Il est clair que lorsqu’il a institué cette disposition, le législateur avait pour objectif de lutter contre la
fraude en matière de TVA dont le volume doit être conséquent. D’autant plus que l’année 2024 est
celle de la réforme de la taxe sur la valeur ajoutée et de la traque de toute forme d’abus. Sauf que cet
objectif fait des investisseurs «honnêtes» des victimes collatérales.

Les garanties au crible


Les sociétés réalisant des projets depuis un an, voire plus, à l’exception de celles liées à l’Etat par
une convention, devront se plier à de difficiles conditions pour continuer de bénéficier de la
possibilité d’acheter des biens d’investissement en exonération de TVA (Ph. L’Economiste)

Brahim Bahmad, expert-comptable, analyse en détail la posture dans laquelle se retrouvent les
contribuables, appelés à fournir l’une des garanties exigées et qui devraient être en rapport avec le
montant de l’exonération de TVA en jeu. Un critère qui n’est pas sans rappeler la condition de la
cohérence entre la valeur des garanties présentées par un client par rapport au montant du crédit
bancaire demandé.

Parmi les garanties en question et reprises par la note de synthèse de la Direction générale des
impôts, figure la caution bancaire. «Il ne s’agit pas d’un service gratuit puisque le client devra
évidemment disposer d’une somme équivalant à l’exonération demandée. A défaut, il devra présenter
à la banque des garanties conséquentes. De plus, l’établissement de crédit facturera une commission
pour ce service. Le fait d’exiger une caution bancaire est contradictoire avec l’esprit de l’article 92-I-6
du CGI qui réserve cette facilité aux contribuables en début d’activité», rappelle l’expert-comptable. Le
même raisonnement s’applique à la lettre de change qui suppose la disponibilité des fonds
nécessaires ou de garanties suffisantes pour être avalisée par la banque, moyennant, là encore, une
commission évidemment. Toujours selon le praticien, l’hypothèque qui figure dans la liste des
garanties n’est pas non plus sans contrepartie. C’est une formalité réalisée chez un notaire
moyennant bien entendu des honoraires. De plus, la valeur de l’hypothèque en question pourrait
dans certains cas largement dépasser le montant de l’exonération demandée.

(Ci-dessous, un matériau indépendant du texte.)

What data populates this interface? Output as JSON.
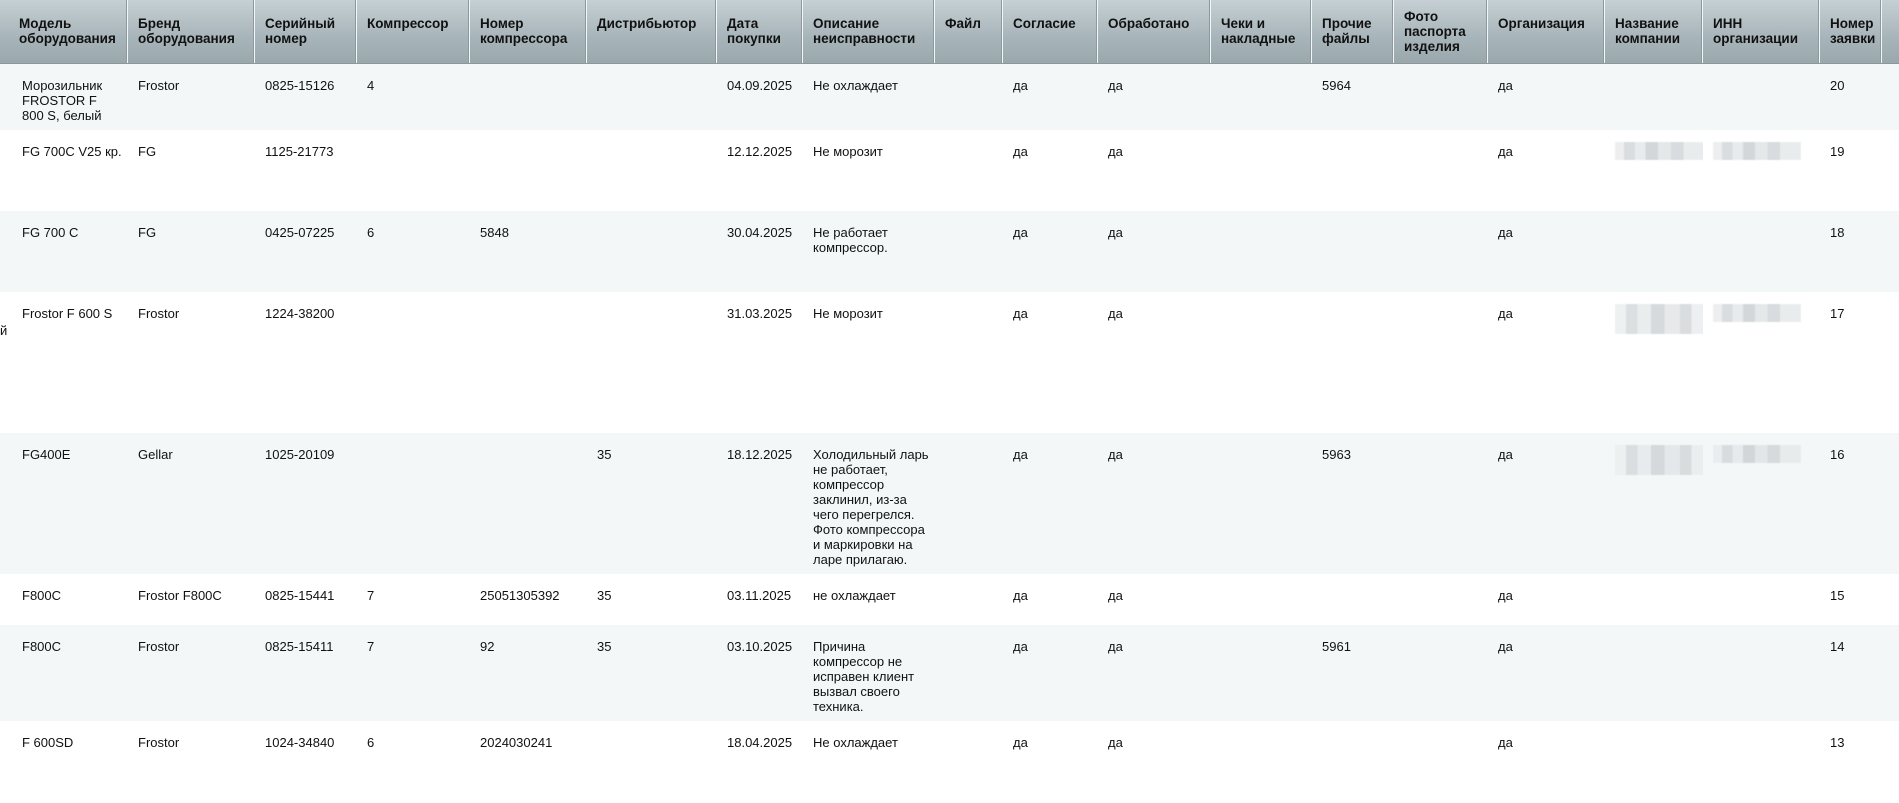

Le nantissement d’un fonds de commerce n’est pas non plus une mince affaire. L’opération est
réalisée au prix de laborieuses formalités au tribunal de commerce. Le nantissement est ensuite
mentionné dans le modèle J. A partir de ce moment, le client n’aura plus -ou aura difficilement- accès
au financement bancaire puisque son fonds de commerce sera alourdi par un nantissement. En outre,
que vaut le fonds de commerce d’une société qui vient de démarrer ses activités? D’autres formes de
garanties sont possibles et restent à la discrétion de l’administration fiscale.